A lifelong insomniac, Gachet did this painstaking preparatory
work at night or, more accurately, in the early hours of the morning,
when his sensitivity and perceptions were heightened. He often
jotted down his ideas instead of making sketches, and then went
out fishing before settling down to work. This early-morning contact
with nature played a definite part in his work, since it gave
him the tactile and visual impressions which were, in the fullest
sense, the humus of his art. It was only at a later stage that
these impressions found their way onto paper, and the final drawing,
however slow and difficult to do, was merely the technical part
of the whole operation — bodying forth and "dramatising"
on paper a subject which he had already found and visualised.
If nature, as a source of inspiration, and art, as an imaginative
treatment of nature, are to be fully matched, the artist needs
a certain openness of spirit, and must preserve it jealously.
This possibly explains Gachet’s distrust of the Surrealists
(though he felt close enough to them at one stage in his career
to exhibit with the "Alsatian Surrealists" in 1968).
Specifically, he complained that the Surrealists had tried to
"codify their methods and systematise disorder", had
"invented themselves from their own principles", and
had "seen themselves as a school and framed aesthetic and
political obligations for themselves in consequence" —
had, on other words, accepted a straitjacket while claiming to
be free. The severity of this verdict did not stop him from admiring
Ernst, "when he sets out to be genuinely fantastic and not
simply to strike surrealistic attitudes" — although
he rated him far below Fuchs, for whom his respect was unbounded.
Paradoxically (at least on the surface), his favourite painters
were Rembrandt and Goya, whose work has nothing of the symbolism
which marks his own drawings. The painters whom he most disliked
were those who worked their styles like ore-laden seams. He himself,
when ever repetition began to seem a danger, forced himseld to
change tack by adopting a new technique. Nothing annoyed him more
than the popular belief that the artist must suffer to find inspiration.

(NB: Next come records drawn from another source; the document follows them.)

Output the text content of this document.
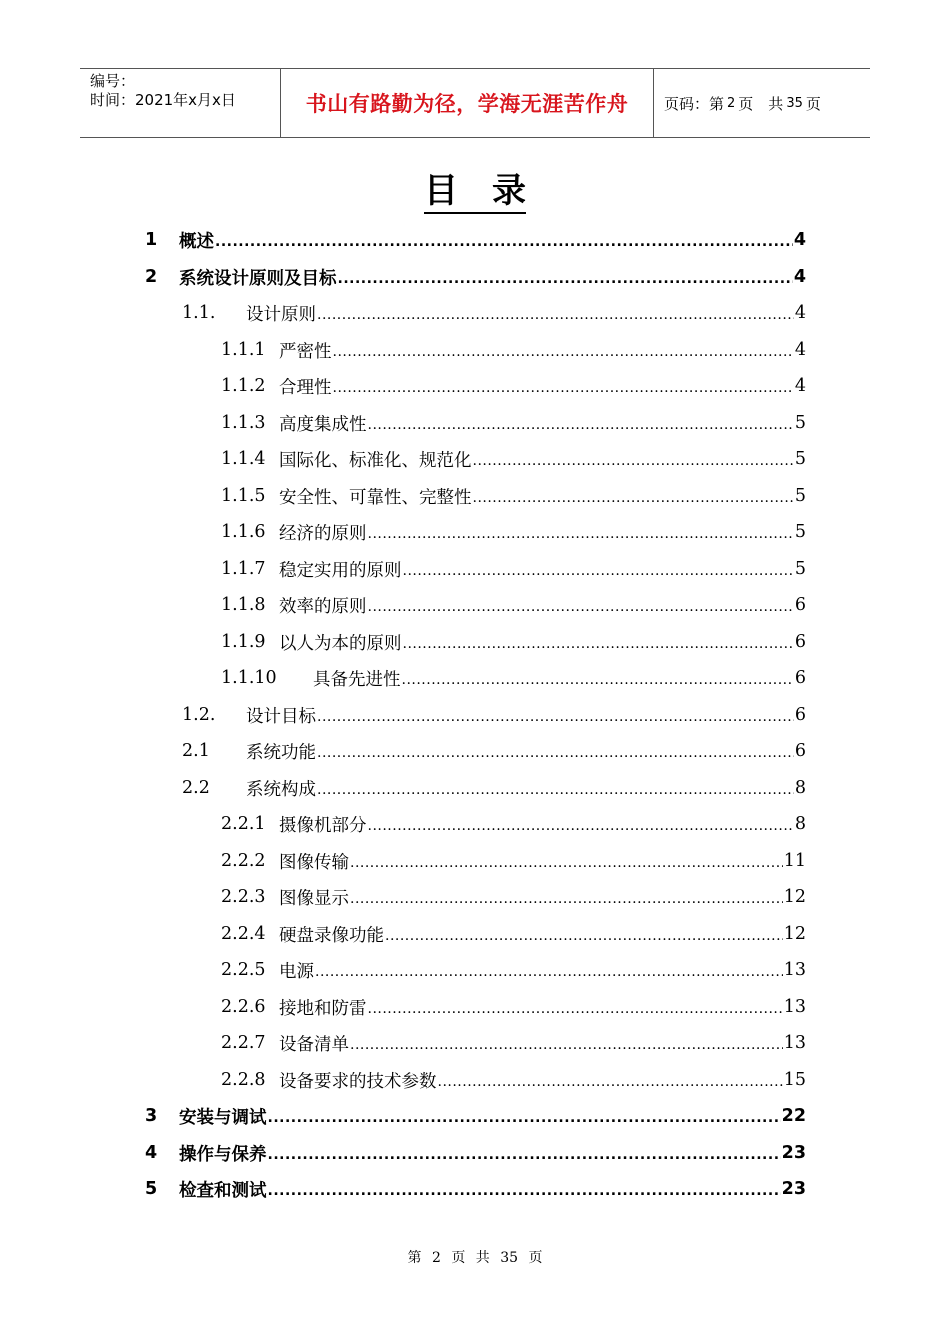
编号：
时间：2021年x月x日	书山有路勤为径，学海无涯苦作舟	页码：第 2 页　共 35 页
目　录
1	概述 .....	4
2	系统设计原则及目标 .....	4
1.1.	设计原则 .....	4
1.1.1 严密性 .....	4
1.1.2 合理性 .....	4
1.1.3 高度集成性 .....	5
1.1.4 国际化、标准化、规范化 .....	5
1.1.5 安全性、可靠性、完整性 .....	5
1.1.6 经济的原则 .....	5
1.1.7 稳定实用的原则 .....	5
1.1.8 效率的原则 .....	6
1.1.9 以人为本的原则 .....	6
1.1.10	具备先进性 .....	6
1.2.	设计目标 .....	6
2.1	系统功能 .....	6
2.2	系统构成 .....	8
2.2.1 摄像机部分 .....	8
2.2.2 图像传输 .....	11
2.2.3 图像显示 .....	12
2.2.4 硬盘录像功能 .....	12
2.2.5 电源 .....	13
2.2.6 接地和防雷 .....	13
2.2.7 设备清单 .....	13
2.2.8 设备要求的技术参数 .....	15
3	安装与调试 .....	22
4	操作与保养 .....	23
5	检查和测试 .....	23
第 2 页 共 35 页
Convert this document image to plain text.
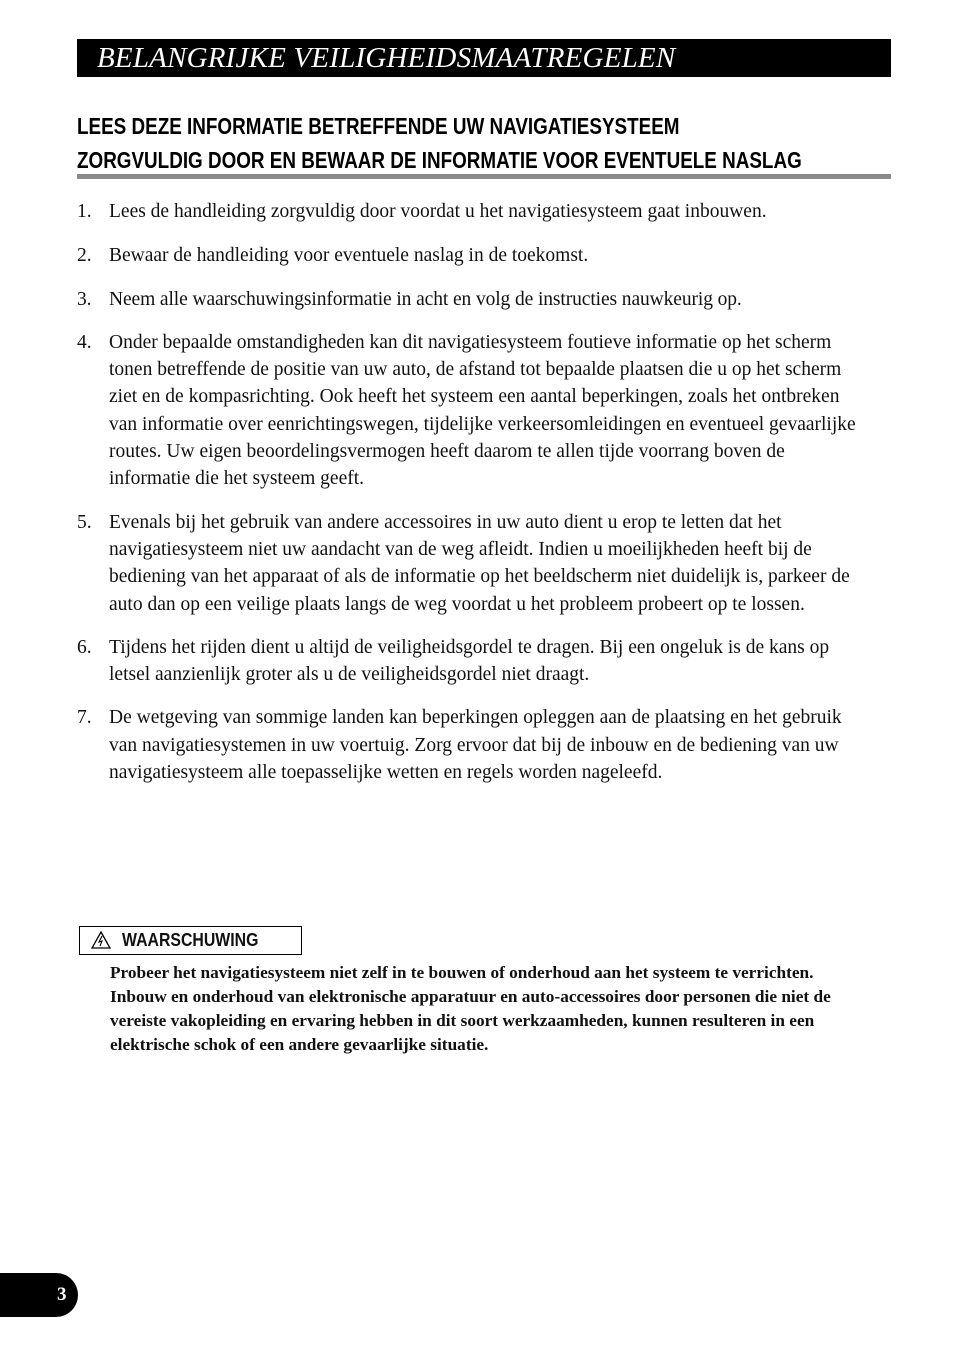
BELANGRIJKE VEILIGHEIDSMAATREGELEN
LEES DEZE INFORMATIE BETREFFENDE UW NAVIGATIESYSTEEM
ZORGVULDIG DOOR EN BEWAAR DE INFORMATIE VOOR EVENTUELE NASLAG
1. Lees de handleiding zorgvuldig door voordat u het navigatiesysteem gaat inbouwen.
2. Bewaar de handleiding voor eventuele naslag in de toekomst.
3. Neem alle waarschuwingsinformatie in acht en volg de instructies nauwkeurig op.
4. Onder bepaalde omstandigheden kan dit navigatiesysteem foutieve informatie op het scherm tonen betreffende de positie van uw auto, de afstand tot bepaalde plaatsen die u op het scherm ziet en de kompasrichting. Ook heeft het systeem een aantal beperkingen, zoals het ontbreken van informatie over eenrichtingswegen, tijdelijke verkeersomleidingen en eventueel gevaarlijke routes. Uw eigen beoordelingsvermogen heeft daarom te allen tijde voorrang boven de informatie die het systeem geeft.
5. Evenals bij het gebruik van andere accessoires in uw auto dient u erop te letten dat het navigatiesysteem niet uw aandacht van de weg afleidt. Indien u moeilijkheden heeft bij de bediening van het apparaat of als de informatie op het beeldscherm niet duidelijk is, parkeer de auto dan op een veilige plaats langs de weg voordat u het probleem probeert op te lossen.
6. Tijdens het rijden dient u altijd de veiligheidsgordel te dragen. Bij een ongeluk is de kans op letsel aanzienlijk groter als u de veiligheidsgordel niet draagt.
7. De wetgeving van sommige landen kan beperkingen opleggen aan de plaatsing en het gebruik van navigatiesystemen in uw voertuig. Zorg ervoor dat bij de inbouw en de bediening van uw navigatiesysteem alle toepasselijke wetten en regels worden nageleefd.
WAARSCHUWING

Probeer het navigatiesysteem niet zelf in te bouwen of onderhoud aan het systeem te verrichten. Inbouw en onderhoud van elektronische apparatuur en auto-accessoires door personen die niet de vereiste vakopleiding en ervaring hebben in dit soort werkzaamheden, kunnen resulteren in een elektrische schok of een andere gevaarlijke situatie.

3
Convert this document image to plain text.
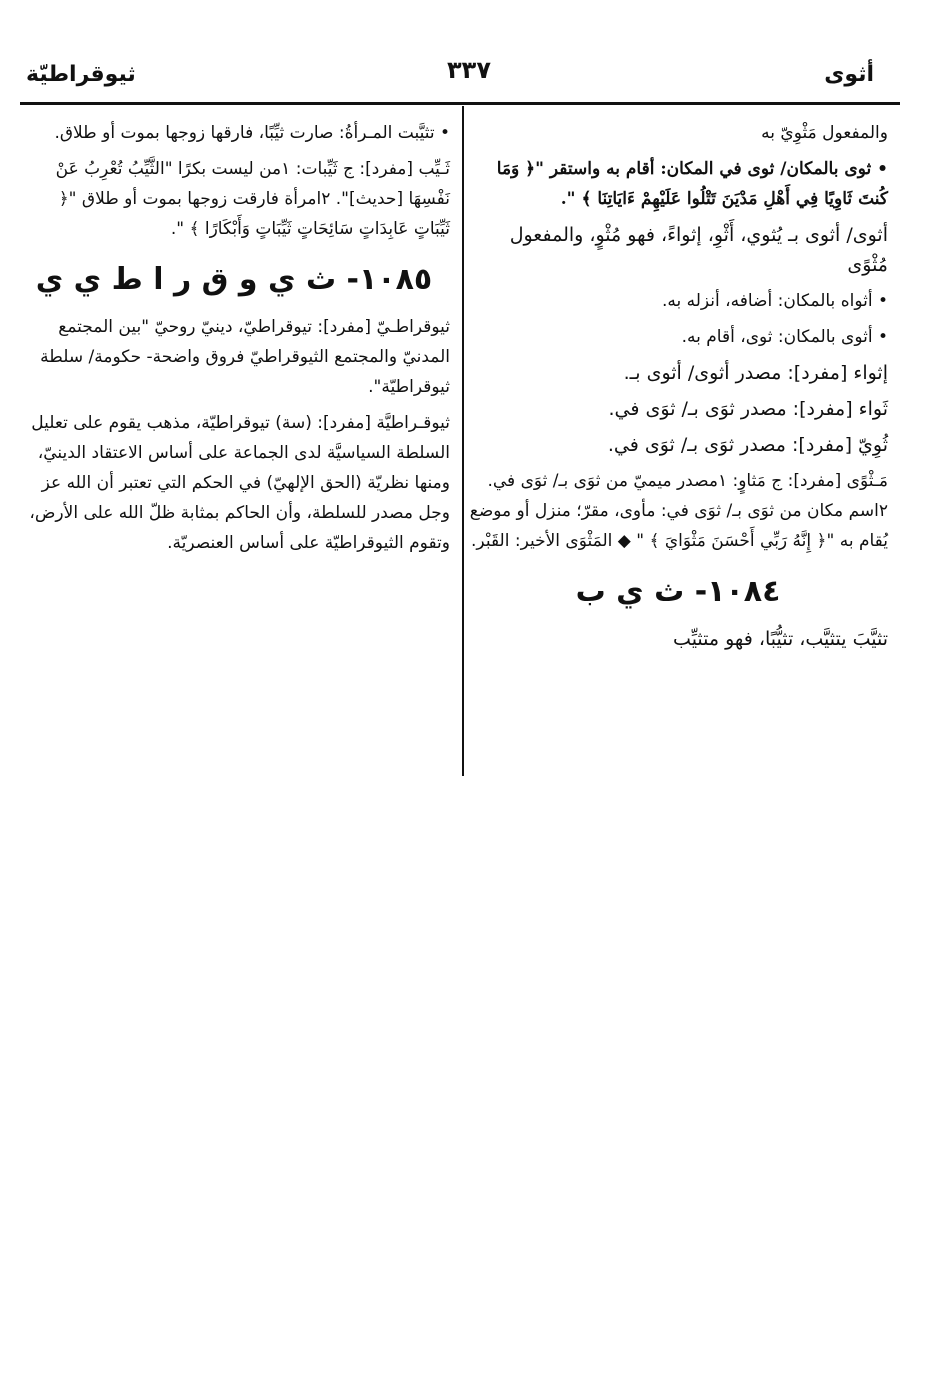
أثوى
٣٣٧
ثيوقراطيّة

والمفعول مَثْوِيّ به

• ثوى بالمكان/ ثوى في المكان: أقام به واستقر "﴿ وَمَا كُنتَ ثَاوِيًا فِي أَهْلِ مَدْيَنَ تَتْلُوا عَلَيْهِمْ ءَايَاتِنَا ﴾ ".

أثوى/ أثوى بـ يُثوي، أَثْوِ، إثواءً، فهو مُثْوٍ، والمفعول مُثْوًى

• أثواه بالمكان: أضافه، أنزله به.

• أثوى بالمكان: ثوى، أقام به.

إثواء [مفرد]: مصدر أثوى/ أثوى بـ.

ثَواء [مفرد]: مصدر ثوَى بـ/ ثوَى في.

ثُوِيّ [مفرد]: مصدر ثوَى بـ/ ثوَى في.

مَـثْوًى [مفرد]: ج مَثاوٍ: ١مصدر ميميّ من ثوَى بـ/ ثوَى في. ٢اسم مكان من ثوَى بـ/ ثوَى في: مأوى، مقرّ؛ منزل أو موضع يُقام به "﴿ إِنَّهُ رَبِّي أَحْسَنَ مَثْوَايَ ﴾ " ◆ المَثْوَى الأخير: القَبْر.

١٠٨٤- ث ي ب

تثيَّبَ يتثيَّب، تثيُّبًا، فهو متثيِّب

• تثيَّبت المـرأةُ: صارت ثيِّبًا، فارقها زوجها بموت أو طلاق.

ثَـيِّب [مفرد]: ج ثَيِّبات: ١من ليست بكرًا "الثَّيِّبُ تُعْرِبُ عَنْ نَفْسِهَا [حديث]". ٢امرأة فارقت زوجها بموت أو طلاق "﴿ ثَيِّبَاتٍ عَابِدَاتٍ سَائِحَاتٍ ثَيِّبَاتٍ وَأَبْكَارًا ﴾ ".

١٠٨٥- ث ي و ق ر ا ط ي ي

ثيوقراطـيّ [مفرد]: تيوقراطيّ، دينيّ روحيّ "بين المجتمع المدنيّ والمجتمع الثيوقراطيّ فروق واضحة- حكومة/ سلطة ثيوقراطيّة".

ثيوقـراطيَّة [مفرد]: (سة) تيوقراطيّة، مذهب يقوم على تعليل السلطة السياسيَّة لدى الجماعة على أساس الاعتقاد الدينيّ، ومنها نظريّة (الحق الإلهيّ) في الحكم التي تعتبر أن الله عز وجل مصدر للسلطة، وأن الحاكم بمثابة ظلّ الله على الأرض، وتقوم الثيوقراطيّة على أساس العنصريّة.
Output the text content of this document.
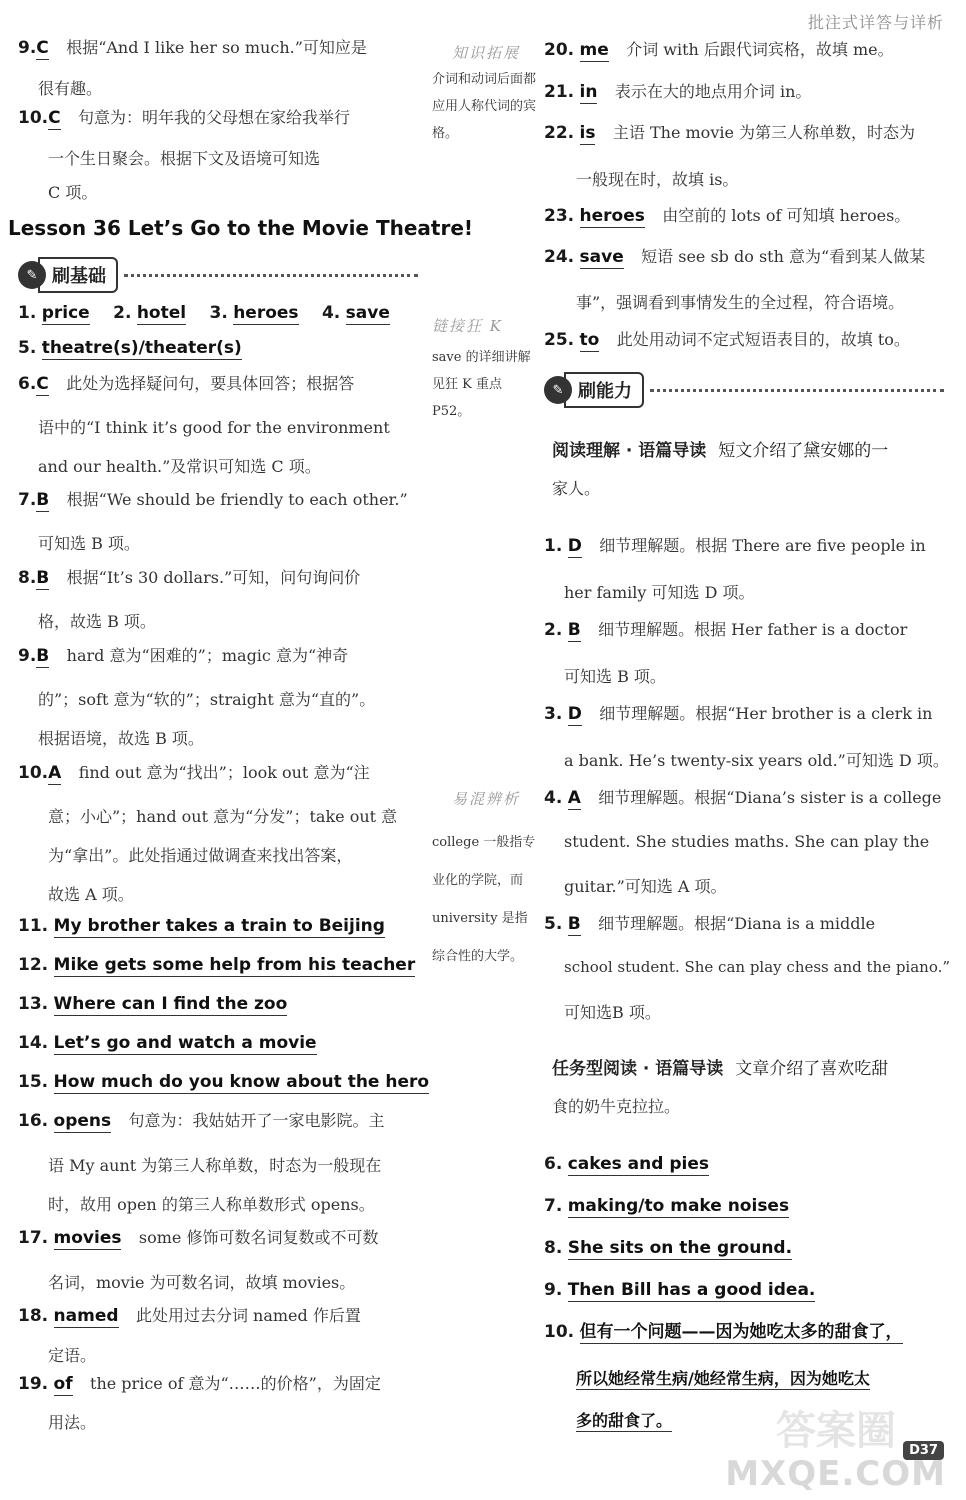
批注式详答与详析
9.C 根据“And I like her so much.”可知应是
很有趣。
10.C 句意为：明年我的父母想在家给我举行
一个生日聚会。根据下文及语境可知选
C 项。
Lesson 36 Let’s Go to the Movie Theatre!
✎ 刷基础
1. price 2. hotel 3. heroes 4. save
5. theatre(s)/theater(s)
6.C 此处为选择疑问句，要具体回答；根据答
语中的“I think it’s good for the environment
and our health.”及常识可知选 C 项。
7.B 根据“We should be friendly to each other.”
可知选 B 项。
8.B 根据“It’s 30 dollars.”可知，问句询问价
格，故选 B 项。
9.B hard 意为“困难的”；magic 意为“神奇
的”；soft 意为“软的”；straight 意为“直的”。
根据语境，故选 B 项。
10.A find out 意为“找出”；look out 意为“注
意；小心”；hand out 意为“分发”；take out 意
为“拿出”。此处指通过做调查来找出答案，
故选 A 项。
11. My brother takes a train to Beijing
12. Mike gets some help from his teacher
13. Where can I find the zoo
14. Let’s go and watch a movie
15. How much do you know about the hero
16. opens 句意为：我姑姑开了一家电影院。主
语 My aunt 为第三人称单数，时态为一般现在
时，故用 open 的第三人称单数形式 opens。
17. movies some 修饰可数名词复数或不可数
名词，movie 为可数名词，故填 movies。
18. named 此处用过去分词 named 作后置
定语。
19. of the price of 意为“……的价格”，为固定
用法。
知识拓展
介词和动词后面都应用人称代词的宾格。
链接狂 K
save 的详细讲解见狂 K 重点P52。
易混辨析
college 一般指专业化的学院，而 university 是指综合性的大学。
20. me 介词 with 后跟代词宾格，故填 me。
21. in 表示在大的地点用介词 in。
22. is 主语 The movie 为第三人称单数，时态为
一般现在时，故填 is。
23. heroes 由空前的 lots of 可知填 heroes。
24. save 短语 see sb do sth 意为“看到某人做某
事”，强调看到事情发生的全过程，符合语境。
25. to 此处用动词不定式短语表目的，故填 to。
✎ 刷能力
阅读理解 · 语篇导读 短文介绍了黛安娜的一
家人。
1. D 细节理解题。根据 There are five people in
her family 可知选 D 项。
2. B 细节理解题。根据 Her father is a doctor
可知选 B 项。
3. D 细节理解题。根据“Her brother is a clerk in
a bank. He’s twenty-six years old.”可知选 D 项。
4. A 细节理解题。根据“Diana’s sister is a college
student. She studies maths. She can play the
guitar.”可知选 A 项。
5. B 细节理解题。根据“Diana is a middle
school student. She can play chess and the piano.”
可知选B 项。
任务型阅读 · 语篇导读 文章介绍了喜欢吃甜
食的奶牛克拉拉。
6. cakes and pies
7. making/to make noises
8. She sits on the ground.
9. Then Bill has a good idea.
10. 但有一个问题——因为她吃太多的甜食了，
所以她经常生病/她经常生病，因为她吃太
多的甜食了。	答案圈	D37
MXQE.COM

It was happiness that brought his ovn powers to full fruition.
His best work depended on emotional and moral calm, for which
his need was insatiable. Indeed, his work was never richer than
when he made his home beside a pond and went fishing every day,
or when, in his last five years, a woman brought him the emotional
stability he needed so desperately. The darker moments in his
life, on the other hand, were matched by "gaps" in his
inspiration. Loving the fantastic and tireless in pursuing mysteries,
he also loved laughter and good food - and was loved in turn for
his wit, generosity, friendliness and charm. Always surrounded
by friends, books and animals, he was particularly fond of snakes,
loving them for their beauty, the "marvellous” feel
of their scales and the direct quality of his own response to
them. He went back to teaching in 1980, at the Ecole des Arts
Décoratifs in Strasbourg, and gave generously of his time
to those pupils — two or three a year — in whom he
sensed "real" artists. The others, he said, did not
interest him, and would never be anything more than "picture-makers".
He was passionately interested in ethology, entomology and mineralogy,
and it was his love of nature — including the oddities and
incongruities of nature — which he transposed and magnified
in his own art. Not surprisingly, there is no cruelty in his work
— which is, however, charged with a carnal, animal, natural
sensuality. Nature, after all, is not cruel, but violent. And
it is this violence which finds expression in Gachet’s drawings,
a violence which culminates ineluctably in death — the death
which is the nurturing source of all life.